Jonathan M. Metzl at Harvard Book Store

presenting

What We've Become:
Living and Dying
in a Country of Arms

in conversation with BETH SIMONE NOVECK

Date

Feb
12
Monday
February 12, 2024
7:00 PM ET

Location

Harvard Book Store
1256 Massachusetts Ave., Cambridge, MA 02138

Tickets

This event is free; no tickets are required.

Harvard Book Store welcomes JONATHAN M. METZL—award-winning author of Dying of Whiteness—for a discussion of his new book What We've Become: Living and Dying in a Country of Arms. He will be joined in conversation by BETH SIMONE NOVECK—first United States Deputy Chief Technology Officer under President Obama and director of the Burnes Center for Social Change at Northeastern University.

About What We've Become

When a naked, mentally ill white man with an AR-15 killed four young adults of color at a Waffle House, Nashville-based physician and gun policy scholar Dr. Jonathan M. Metzl once again advocated for commonsense gun reform. But as he peeled back evidence surrounding the racially charged mass shooting, a shocking question emerged: Did the public health approach he had championed for years have it all wrong?

Long at the forefront of a movement advocating for gun reform as a matter of public health, Metzl has been on constant media call in the aftermath of fatal shootings. But the 2018 Nashville killings led him on a path toward recognizing the limitations of biomedical frameworks for fully diagnosing or treating the impassioned complexities of American gun politics. As he came to understand it, public health is a harder sell in a nation that fundamentally disagrees about what it means to be safe, healthy, or free.

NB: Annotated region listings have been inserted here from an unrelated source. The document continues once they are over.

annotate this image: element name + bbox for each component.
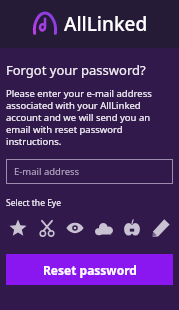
button[interactable]: E-mail address: [6, 159, 173, 184]
button[interactable]: Reset password: [6, 254, 173, 285]
staticText: Forgot your password?: [6, 61, 146, 79]
button[interactable]: Cloud: [92, 216, 116, 240]
button[interactable]: Star: [6, 216, 30, 240]
staticText: E-mail address: [14, 165, 80, 178]
staticText: AllLinked: [64, 11, 148, 37]
button[interactable]: AllLinked: [32, 11, 148, 37]
staticText: Select the Eye: [6, 197, 61, 209]
button[interactable]: Eye: [63, 216, 87, 240]
button[interactable]: Scissors: [35, 216, 59, 240]
button[interactable]: Pencil: [149, 216, 173, 240]
staticText: Reset password: [43, 262, 137, 278]
button[interactable]: Apple: [120, 216, 144, 240]
staticText: Please enter your e-mail address associa…: [6, 87, 173, 148]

In What We’ve Become, Metzl reckons both with the long history of distrust of public health and the larger forces—social, ideological, historical, racial, and political—that allow mass shootings to occur on a near daily basis in America. Looking closely at the cycle in which mass shootings lead to shock, horror, calls for action, and, ultimately, political gridlock, he explores what happens to the soul of a nation—and the meanings of safety and community—when we normalize violence as an acceptable trade-off for freedom. Mass shootings and our inability to stop them have become more than horrific crimes: they are an American national autobiography.

This brilliant, piercing analysis points to mass shootings as a symptom of our most unresolved national conflicts. What We’ve Become ultimately sets us on the path of alliance forging, racial reckoning, and political power brokering we must take to put things right.

Praise for What We've Become

"I know of few other thinkers who so consistently diagnose what ails America. This is the clarion call to everyone who professes concern about the state of guns in this country. If we stand a chance in hell of fighting back and remaking American in the image of gun safety, we need this book now!" —Michael Eric Dyson, New York Times best-selling author of Tears We Cannot Stop: A Sermon to White America

"Jonathan M. Metzl has done it again. The implications of this vital work are immense, far reaching, and necessarily disruptive." —Aletha Maybank, MD, MPH

"This extraordinary book takes a deep dive into an act of racialized aggression in Nashville to show how our collective failure to stop mass shootings betrays the democracy envisaged by the framers of our Constitution: a democracy where people with differing viewpoints solve common problems by peaceful means." —Callie Kouri, Academy Award–winning creator of Nashville

Masking Policy

Masks are encouraged but not required for this event.

Beth Simone Noveck
Beth Simone Noveck

Beth Simone Noveck

Beth Simone Noveck is a professor at Northeastern University, where she directs the Burnes Center for Social Change and its partner project, The GovLab. She is faculty at the Institute for Experiential AI, School of Law, and in the College of Social Sciences and Humanities, the College of Arts, Design, and Media, the College of Engineering, and affiliated faculty at the Khoury College of Computer Sciences.

Previously, Beth served in the White House as the first United States Deputy Chief Technology Officer under President Obama. She founded the White House Open Government Initiative, which created policies and platforms, such as data.gov and challenge.gov, for making the federal government more transparent, participatory, and collaborative. In 2020, Beth designed Ask a Scientist to crowdsource answers to COVID questions.

Jonathan M. Metzl
Jonathan M. Metzl

Jonathan M. Metzl

Jonathan M. Metzl is the Frederick B. Rentschler II professor of sociology and psychiatry and the director of the Department of Medicine, Health, and Society at Vanderbilt University. The award-winning author of Dying of Whiteness: How the Politics of Racial Resentment Is Killing America’s Heartland and other books, he hails from Kansas City, Missouri, and lives in Nashville, Tennessee.